Maritime Company of Lesvos S.A.
- Type: Passenger ferry company
- Founded: 1972
- Defunct: 2015
- Fate: Bankruptcy
- Successor: Blue Star Ferries Hellenic Seaways
- Headquarters: Mytilene, Greece

= Maritime Company of Lesvos =

Ferry companies of Greece

NEL Lines (Ναυτιλιακή Εταιρία Λέσβου, Naftiliaki Eteria Lesvou) was established in 1972, as a community-based company with shareholders from the island of Lesvos, Greece and the primary aim of acquiring a liner vessel for the Mytilene-Chios-Piraeus route.
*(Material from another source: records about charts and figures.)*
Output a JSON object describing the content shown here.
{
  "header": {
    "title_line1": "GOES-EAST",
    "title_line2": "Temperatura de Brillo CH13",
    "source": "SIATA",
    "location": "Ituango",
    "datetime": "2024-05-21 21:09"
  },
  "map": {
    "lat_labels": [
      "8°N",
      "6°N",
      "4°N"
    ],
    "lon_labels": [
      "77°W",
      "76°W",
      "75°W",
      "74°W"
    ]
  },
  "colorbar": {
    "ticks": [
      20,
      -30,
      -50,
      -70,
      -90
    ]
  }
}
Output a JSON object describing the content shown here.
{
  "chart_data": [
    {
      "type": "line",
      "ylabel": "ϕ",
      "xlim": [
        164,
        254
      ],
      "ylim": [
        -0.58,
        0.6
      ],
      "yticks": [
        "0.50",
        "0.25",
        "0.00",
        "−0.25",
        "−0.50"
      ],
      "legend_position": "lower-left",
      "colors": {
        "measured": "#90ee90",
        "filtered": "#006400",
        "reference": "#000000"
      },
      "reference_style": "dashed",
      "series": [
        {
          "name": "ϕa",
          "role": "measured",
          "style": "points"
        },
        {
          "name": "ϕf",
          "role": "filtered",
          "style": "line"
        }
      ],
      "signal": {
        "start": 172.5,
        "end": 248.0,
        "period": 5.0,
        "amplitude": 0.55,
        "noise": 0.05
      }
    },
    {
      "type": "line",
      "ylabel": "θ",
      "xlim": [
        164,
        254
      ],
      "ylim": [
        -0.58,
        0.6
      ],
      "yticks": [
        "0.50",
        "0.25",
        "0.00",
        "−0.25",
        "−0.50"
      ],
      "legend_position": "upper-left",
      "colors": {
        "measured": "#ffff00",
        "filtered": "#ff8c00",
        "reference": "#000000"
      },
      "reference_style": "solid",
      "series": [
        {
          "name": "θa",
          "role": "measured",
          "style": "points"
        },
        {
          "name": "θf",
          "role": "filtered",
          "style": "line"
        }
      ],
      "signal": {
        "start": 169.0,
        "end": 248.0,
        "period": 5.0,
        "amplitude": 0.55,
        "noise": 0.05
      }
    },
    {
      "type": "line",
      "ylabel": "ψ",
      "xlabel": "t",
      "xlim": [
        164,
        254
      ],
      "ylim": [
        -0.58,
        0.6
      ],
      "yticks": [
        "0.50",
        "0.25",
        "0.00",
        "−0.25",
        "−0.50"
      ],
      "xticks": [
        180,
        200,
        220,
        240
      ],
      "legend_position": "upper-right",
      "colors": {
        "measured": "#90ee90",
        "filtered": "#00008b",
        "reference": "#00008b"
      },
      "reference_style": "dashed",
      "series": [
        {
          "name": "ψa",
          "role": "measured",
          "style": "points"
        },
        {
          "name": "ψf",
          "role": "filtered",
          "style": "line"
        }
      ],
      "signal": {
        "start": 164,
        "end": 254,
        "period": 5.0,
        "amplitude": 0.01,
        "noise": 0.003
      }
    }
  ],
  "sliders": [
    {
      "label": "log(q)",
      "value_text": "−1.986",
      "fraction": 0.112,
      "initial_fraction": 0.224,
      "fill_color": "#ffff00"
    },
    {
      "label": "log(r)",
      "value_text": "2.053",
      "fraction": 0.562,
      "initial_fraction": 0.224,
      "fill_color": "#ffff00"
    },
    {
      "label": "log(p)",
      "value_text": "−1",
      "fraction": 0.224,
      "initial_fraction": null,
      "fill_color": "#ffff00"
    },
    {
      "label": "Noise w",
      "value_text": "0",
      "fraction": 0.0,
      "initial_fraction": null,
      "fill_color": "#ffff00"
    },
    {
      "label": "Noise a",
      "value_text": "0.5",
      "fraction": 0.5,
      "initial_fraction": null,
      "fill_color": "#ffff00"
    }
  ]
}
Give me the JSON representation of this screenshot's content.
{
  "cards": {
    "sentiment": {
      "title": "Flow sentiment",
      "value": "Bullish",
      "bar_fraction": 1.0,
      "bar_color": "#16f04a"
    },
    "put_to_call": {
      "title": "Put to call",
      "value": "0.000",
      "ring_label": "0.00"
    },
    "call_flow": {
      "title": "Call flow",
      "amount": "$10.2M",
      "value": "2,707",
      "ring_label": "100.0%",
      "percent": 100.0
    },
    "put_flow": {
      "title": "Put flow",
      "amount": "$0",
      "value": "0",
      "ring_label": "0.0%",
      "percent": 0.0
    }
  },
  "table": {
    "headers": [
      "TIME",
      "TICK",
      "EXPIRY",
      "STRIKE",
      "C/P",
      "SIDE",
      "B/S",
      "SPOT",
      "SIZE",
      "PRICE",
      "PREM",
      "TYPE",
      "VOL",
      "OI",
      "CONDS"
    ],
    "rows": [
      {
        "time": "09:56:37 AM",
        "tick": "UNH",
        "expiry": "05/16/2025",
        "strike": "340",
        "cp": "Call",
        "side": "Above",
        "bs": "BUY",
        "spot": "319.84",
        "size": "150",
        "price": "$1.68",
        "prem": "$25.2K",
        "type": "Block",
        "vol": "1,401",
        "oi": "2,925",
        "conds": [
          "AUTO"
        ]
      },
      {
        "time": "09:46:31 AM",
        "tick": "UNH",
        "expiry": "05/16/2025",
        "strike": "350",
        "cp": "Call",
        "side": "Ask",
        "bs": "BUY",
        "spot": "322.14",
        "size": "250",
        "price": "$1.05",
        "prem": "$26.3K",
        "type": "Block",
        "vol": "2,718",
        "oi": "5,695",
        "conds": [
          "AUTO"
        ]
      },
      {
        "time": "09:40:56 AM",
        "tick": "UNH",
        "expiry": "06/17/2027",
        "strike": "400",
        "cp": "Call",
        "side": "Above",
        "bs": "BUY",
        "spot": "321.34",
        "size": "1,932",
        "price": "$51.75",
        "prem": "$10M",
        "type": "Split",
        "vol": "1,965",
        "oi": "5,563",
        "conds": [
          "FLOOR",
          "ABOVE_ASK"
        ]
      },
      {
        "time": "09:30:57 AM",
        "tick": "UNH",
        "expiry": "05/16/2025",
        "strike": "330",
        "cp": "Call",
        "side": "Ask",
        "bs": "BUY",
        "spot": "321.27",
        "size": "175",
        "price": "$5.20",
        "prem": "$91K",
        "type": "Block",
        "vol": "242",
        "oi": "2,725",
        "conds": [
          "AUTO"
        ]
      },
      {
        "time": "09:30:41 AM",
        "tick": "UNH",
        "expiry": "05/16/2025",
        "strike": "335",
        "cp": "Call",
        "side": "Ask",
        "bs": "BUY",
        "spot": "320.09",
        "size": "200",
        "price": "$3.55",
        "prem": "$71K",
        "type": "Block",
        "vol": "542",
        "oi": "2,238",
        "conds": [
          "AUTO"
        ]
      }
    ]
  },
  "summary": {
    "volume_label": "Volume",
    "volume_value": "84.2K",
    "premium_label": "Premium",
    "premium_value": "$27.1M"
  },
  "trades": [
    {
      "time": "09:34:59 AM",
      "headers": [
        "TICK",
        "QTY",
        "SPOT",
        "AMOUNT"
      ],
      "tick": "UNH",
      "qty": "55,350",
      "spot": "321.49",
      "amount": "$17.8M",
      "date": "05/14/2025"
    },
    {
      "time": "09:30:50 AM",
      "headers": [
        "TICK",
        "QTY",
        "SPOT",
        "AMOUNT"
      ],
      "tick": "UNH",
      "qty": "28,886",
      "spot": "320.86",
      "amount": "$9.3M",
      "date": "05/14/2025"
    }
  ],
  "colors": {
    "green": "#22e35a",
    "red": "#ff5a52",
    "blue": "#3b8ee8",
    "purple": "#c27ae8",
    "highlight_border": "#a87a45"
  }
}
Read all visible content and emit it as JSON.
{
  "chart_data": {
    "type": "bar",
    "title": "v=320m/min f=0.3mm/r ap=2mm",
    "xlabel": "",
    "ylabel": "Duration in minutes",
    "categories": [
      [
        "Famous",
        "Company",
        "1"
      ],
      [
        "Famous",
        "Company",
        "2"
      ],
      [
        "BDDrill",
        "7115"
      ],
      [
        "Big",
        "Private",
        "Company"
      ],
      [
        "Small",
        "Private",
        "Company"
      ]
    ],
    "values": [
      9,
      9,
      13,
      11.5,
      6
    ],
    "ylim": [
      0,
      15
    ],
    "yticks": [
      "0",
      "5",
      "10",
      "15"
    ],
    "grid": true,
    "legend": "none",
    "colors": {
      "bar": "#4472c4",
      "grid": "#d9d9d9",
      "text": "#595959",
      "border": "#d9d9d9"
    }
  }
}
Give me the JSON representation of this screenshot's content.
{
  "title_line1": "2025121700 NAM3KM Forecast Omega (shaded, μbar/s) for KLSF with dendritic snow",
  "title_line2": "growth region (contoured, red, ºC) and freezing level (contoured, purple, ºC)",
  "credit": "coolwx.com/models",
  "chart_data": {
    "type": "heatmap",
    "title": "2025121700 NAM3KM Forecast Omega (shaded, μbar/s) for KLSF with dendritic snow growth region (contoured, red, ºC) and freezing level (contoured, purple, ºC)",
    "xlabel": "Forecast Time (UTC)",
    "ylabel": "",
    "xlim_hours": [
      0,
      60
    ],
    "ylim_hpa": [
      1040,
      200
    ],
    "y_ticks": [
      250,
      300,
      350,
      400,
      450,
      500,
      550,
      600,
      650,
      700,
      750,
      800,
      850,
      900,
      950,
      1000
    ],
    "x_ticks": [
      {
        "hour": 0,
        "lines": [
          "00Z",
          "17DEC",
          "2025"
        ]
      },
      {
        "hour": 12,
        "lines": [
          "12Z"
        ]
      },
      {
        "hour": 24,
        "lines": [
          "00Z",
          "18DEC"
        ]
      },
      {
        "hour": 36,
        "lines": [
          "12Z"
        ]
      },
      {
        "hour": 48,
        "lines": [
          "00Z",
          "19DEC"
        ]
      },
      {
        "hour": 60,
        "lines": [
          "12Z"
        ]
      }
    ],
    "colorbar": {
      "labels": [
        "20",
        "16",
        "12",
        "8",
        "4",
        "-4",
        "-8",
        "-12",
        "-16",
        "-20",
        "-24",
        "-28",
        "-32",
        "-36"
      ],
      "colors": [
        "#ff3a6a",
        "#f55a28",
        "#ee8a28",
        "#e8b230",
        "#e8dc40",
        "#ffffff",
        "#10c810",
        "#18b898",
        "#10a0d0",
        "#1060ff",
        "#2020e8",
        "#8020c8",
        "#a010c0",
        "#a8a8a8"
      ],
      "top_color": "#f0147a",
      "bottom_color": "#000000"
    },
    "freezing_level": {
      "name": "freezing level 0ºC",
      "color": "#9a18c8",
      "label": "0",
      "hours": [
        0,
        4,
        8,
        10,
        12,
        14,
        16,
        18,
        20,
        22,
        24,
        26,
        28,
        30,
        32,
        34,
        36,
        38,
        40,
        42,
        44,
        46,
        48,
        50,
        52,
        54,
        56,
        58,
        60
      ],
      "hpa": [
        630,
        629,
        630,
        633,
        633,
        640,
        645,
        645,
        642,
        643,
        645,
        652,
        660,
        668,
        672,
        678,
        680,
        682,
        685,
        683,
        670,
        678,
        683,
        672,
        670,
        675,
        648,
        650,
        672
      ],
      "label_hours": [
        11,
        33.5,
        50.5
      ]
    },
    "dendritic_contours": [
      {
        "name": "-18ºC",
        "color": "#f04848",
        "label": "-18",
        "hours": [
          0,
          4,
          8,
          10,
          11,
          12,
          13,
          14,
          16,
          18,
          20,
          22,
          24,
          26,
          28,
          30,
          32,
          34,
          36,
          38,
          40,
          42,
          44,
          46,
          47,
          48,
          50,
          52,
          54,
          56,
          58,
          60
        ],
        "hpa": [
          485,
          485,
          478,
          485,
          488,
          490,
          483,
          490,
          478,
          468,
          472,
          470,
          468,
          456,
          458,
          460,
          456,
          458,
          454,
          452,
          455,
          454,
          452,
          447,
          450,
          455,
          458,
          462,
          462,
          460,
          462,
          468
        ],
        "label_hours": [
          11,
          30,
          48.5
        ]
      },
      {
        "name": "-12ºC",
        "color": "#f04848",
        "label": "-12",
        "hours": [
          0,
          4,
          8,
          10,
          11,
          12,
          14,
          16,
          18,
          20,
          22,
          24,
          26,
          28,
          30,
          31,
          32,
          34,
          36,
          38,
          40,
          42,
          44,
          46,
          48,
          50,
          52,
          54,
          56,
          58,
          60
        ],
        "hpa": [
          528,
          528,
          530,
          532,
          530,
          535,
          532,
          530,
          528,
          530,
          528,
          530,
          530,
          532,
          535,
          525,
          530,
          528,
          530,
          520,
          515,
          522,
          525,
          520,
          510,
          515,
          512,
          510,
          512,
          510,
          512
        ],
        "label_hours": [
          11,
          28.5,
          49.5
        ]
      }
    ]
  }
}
Over the years, the company expanded, serving many Aegean sea destinations.

Operating high-speed and conventional passenger-ferry boats, NEL sailed on intra-Cyladic itineraries connecting Syros and Lavrio with Eastern, Central and Western Cyclades, Lavrio with Psara and Mesta of Chios, Heraklion and Rethymno with Santorini and Thessaloniki and Volos with the Sporades archipelago.

With passenger-ferry boats NEL also sailed between Piraeus, Chios and Mitilini and connected the islands of Northern Aegean with Thessaloniki, Kavala and Lavrio.

In 2015 Nel Lines declared bankruptcy and ceased operations, citing the financial crises and losing subsidized routes rival to rival operators.

==Former fleet==

- Sappho (1973-2002) scrapped as Santori in Alang, India in 2004
- Arion (1975-1981) When the ship was in Haifa with 250 passengers on board, a bomb exploded on board. The ship was towed out and sunk outside the harbor in 1981. It was then towed and laid-up in Elefsina and later sold for scrap in Barcelona, Spain
- Homerus (1977-1993) scrapped as Veesham IX in Alang, India in 2003.
- Alcaeos (1981-2002) scrapped as Sochi Express in Aliaga, Turkey in 2004.
- Odysseas Elytis (1982-1985) scrapped as Safa in Alang, India in 2005.
- Agios Rafael (1989-2001) sank in 2013 near China when she went for scrapping.
- Mytilene (1990-2015) Laid up from 2015 to 2022. Sold for scrap as Lene in Aliaga, Turkey in 2022.
- Theofilos (1995-2015) Laid up from 2015 to 2022. Sold for scrap as Ilos in Aliaga, Turkey in 2022.
- Taxiarchis (1999-2015) laid-up in Lavrio from 2015 to 2018. Laid-up in Salamis since 2018. Sold for scrap in September 2023.
- Aeolos Kenteris I (2000-2011) laid-up in Salamis since 2011. Sold to Anen Lines in 2019 and renamed Aspasia T in 2022.
- Aeolos Kenteris II (2001-2011) laid-up in Salamis since 2011.
- Aeolos Kenteris (2001-2011) partially sunk in Augusta, Italy since 2018.
- Panagia Tinou (2007-2009) caught up fire in Tripoli, Lebanon in 2016 and sold for scrap in Aliaga, Turkey in 2016.
- Panagia Hozoviotissa (2007-2010) scrapped in Aliaga, Turkey in 2010.
- Panagia Thalassini (2007-2015) sold to Idomeneas Lines as Kalli P but is laid-up in Perama since 2015.
- Panagia Parou (2007-2018) partially sank in Algeciras port in 2017, towed up and went for scrap in Aliaga, Turkey in 2018.
- Aqua Jewel (2010-2014) as Aqua Jewel for Seajets since 2017.
- European Express (2010-2019) scrapped as Express in Aliaga, Turkey in 2019.
- Colossus (2010-2013) scrapped in Alang, India in 2013.
- Mykonos (2010-2013) as Talos for Creta Cargo Lines since 2014.
- Alkioni (2010-2019) as Cat I for Magic Sea Ferries since 2019.
- Ippotis (2010-2014) scrapped in Aliaga, Turkey in 2014.
- Cyclades Express (2010-2016) as Naxos Jet for Seajets since 2016.
- Aqua Maria (2010-2016) laid-up in Drapetsona as Alexandra L since 2019.
- Olympus (2010-2017) Scrapped in Alang, India in 2017.
- Aqua Hercules (2010-2017) partially sank in Iskenderun since 2021.
- Aqua Spirit (2010-2015) as Northern Sea Wolf for BC Ferries since 2017.
- Ionian Sky (2013-2020) scrapped in Aliaga, Turkey in 2020.